I thought about this notion of exile or statelessness, and this longing for where you’ve been and where you are. Back they didn’t have the internet, there was no Amazon Prime, so it’s not like she just order some yuzu or shiso leaf. To be cut off from your motherland, so to speak—what that does to your psychic, emotional, but also metabolic space, because you have to imagine that she was probably eating all kinds of food that were deeply foreign to her microbiome and her sensorial taste world. That, to me, is in and of itself deeply rich and fascinating.”
Radical Hopelessness – Volume²
Piquant top notes of pink pepper, juniper, and cardamom, as well as heart notes of iris and Angelica root are smoothed by a lush sandalwood and patchouli base.
“Hatshepsut was an inspiration for this scent.
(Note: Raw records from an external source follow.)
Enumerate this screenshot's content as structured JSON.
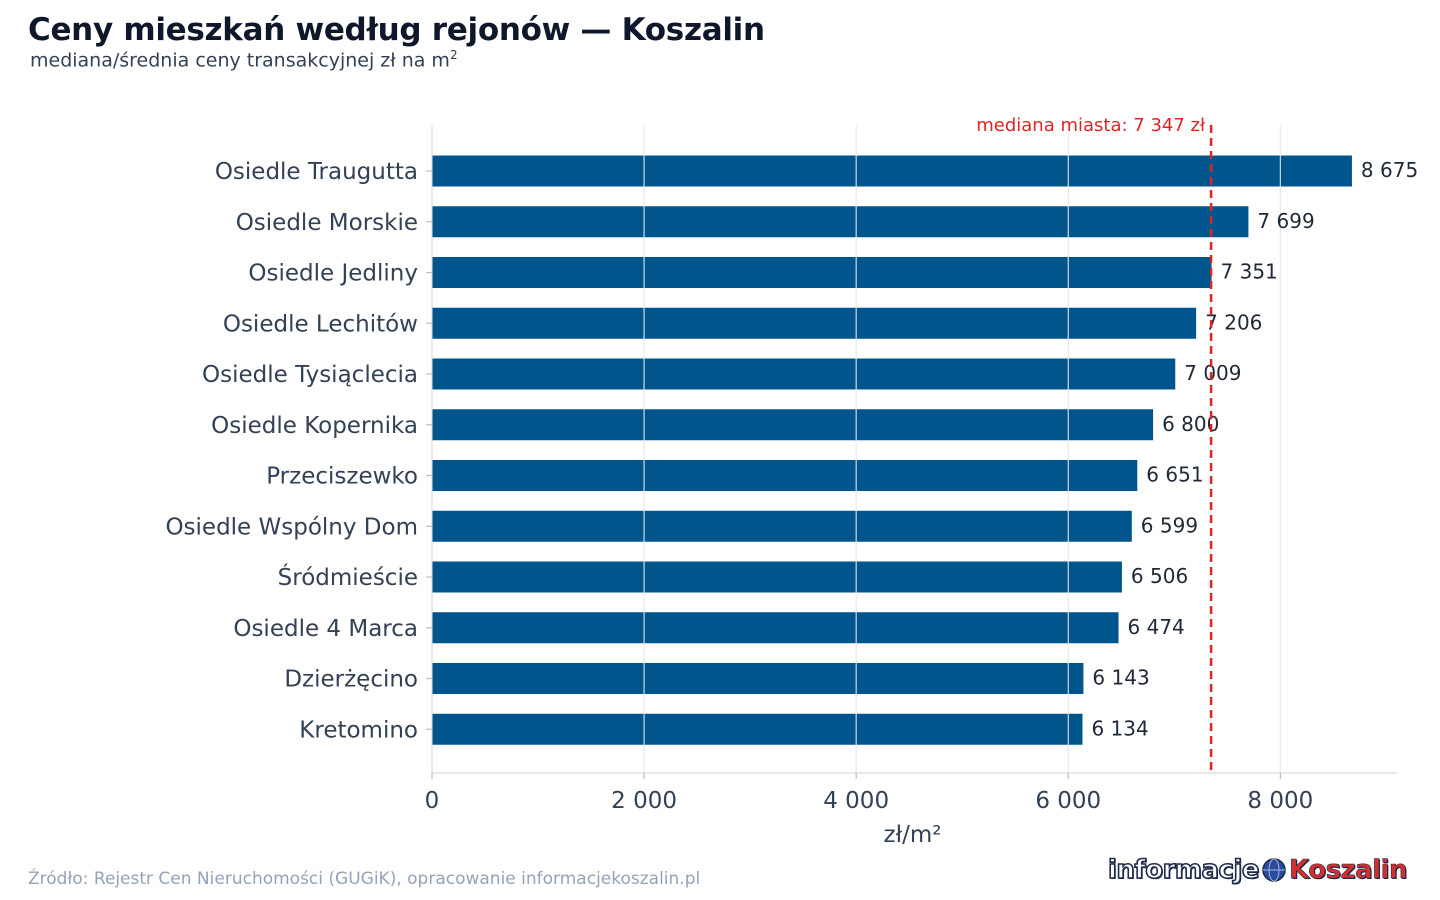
{
  "header": {
    "title": "Ceny mieszkań według rejonów — Koszalin",
    "subtitle": "mediana/średnia ceny transakcyjnej zł na m",
    "subtitle_sup": "2"
  },
  "chart_data": {
    "type": "bar",
    "orientation": "horizontal",
    "categories": [
      "Osiedle Traugutta",
      "Osiedle Morskie",
      "Osiedle Jedliny",
      "Osiedle Lechitów",
      "Osiedle Tysiąclecia",
      "Osiedle Kopernika",
      "Przeciszewko",
      "Osiedle Wspólny Dom",
      "Śródmieście",
      "Osiedle 4 Marca",
      "Dzierżęcino",
      "Kretomino"
    ],
    "values": [
      8675,
      7699,
      7351,
      7206,
      7009,
      6800,
      6651,
      6599,
      6506,
      6474,
      6143,
      6134
    ],
    "value_labels": [
      "8 675",
      "7 699",
      "7 351",
      "7 206",
      "7 009",
      "6 800",
      "6 651",
      "6 599",
      "6 506",
      "6 474",
      "6 143",
      "6 134"
    ],
    "xlabel": "zł/m²",
    "xlim": [
      0,
      9100
    ],
    "xticks": [
      0,
      2000,
      4000,
      6000,
      8000
    ],
    "xtick_labels": [
      "0",
      "2 000",
      "4 000",
      "6 000",
      "8 000"
    ],
    "reference_line": {
      "value": 7347,
      "label": "mediana miasta: 7 347 zł",
      "color": "#dc2626",
      "style": "dashed"
    },
    "bar_color": "#00558c",
    "grid": "vertical"
  },
  "footer": {
    "source": "Źródło: Rejestr Cen Nieruchomości (GUGiK), opracowanie informacjekoszalin.pl",
    "logo_part1": "informacje",
    "logo_part2": "Koszalin"
  }
}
She was one of the very first figures that was publicly, in portrait, portrayed as a male. She was in drag—she had the goatee, and the sideburns, because her constituency wouldn’t accept that they had a female king, wouldn’t accept that a woman was ruling as a leader, and there was a whole erasure campaign around her.
What I’m trying to do with the series is challenge identity altogether, and what we think of ourselves in this kind of loose container or vessel of identity. I think that there’s perhaps too much of a premium or pressure on producing your identity, especially in social media and on the internet, as these kinds of avatars that have emerged over the last 20 or 30 years. We really need to be careful about how we rely too much on identity, because it’s an illusion.“
Beyond Skin – Volume³
Dark, fleshy base notes of suede and myrrh are complemented by an earthy, herbal core of indole and rose, while spicy, animalistic top notes of civet, cumin, and cloves are set of by a hint of red seaweed.
“This is a fictional character based on an artificial intelligent character. The idea is that the A.I. entity could be this open system, this algorithm that can connect all the female stories, all the female experiences. This is a scent that is meant to harness all the other fragrances as a way to embrace and look towards the future.
“We don’t really know how scent receptors work. It’s hard for us to even agree how to measure smell. In the last, let’s say 500 years, we have privileged sight over our sense of smell, and that’s why we know so much more about vision. I think that that’s deeply problematic for me, because we as human beings, as mammals, we experience reality through our sensorium. You can’t really cut off being in a room and not being able to smell something. To try to isolate one sense seems kind of unnatural, and also quite detrimental to our experience and perception of reality. I would say that that olfaction and smell is part of the physical intelligence that we’re endowed with. Why would we want to ignore or repress that when we should be amplifying it?”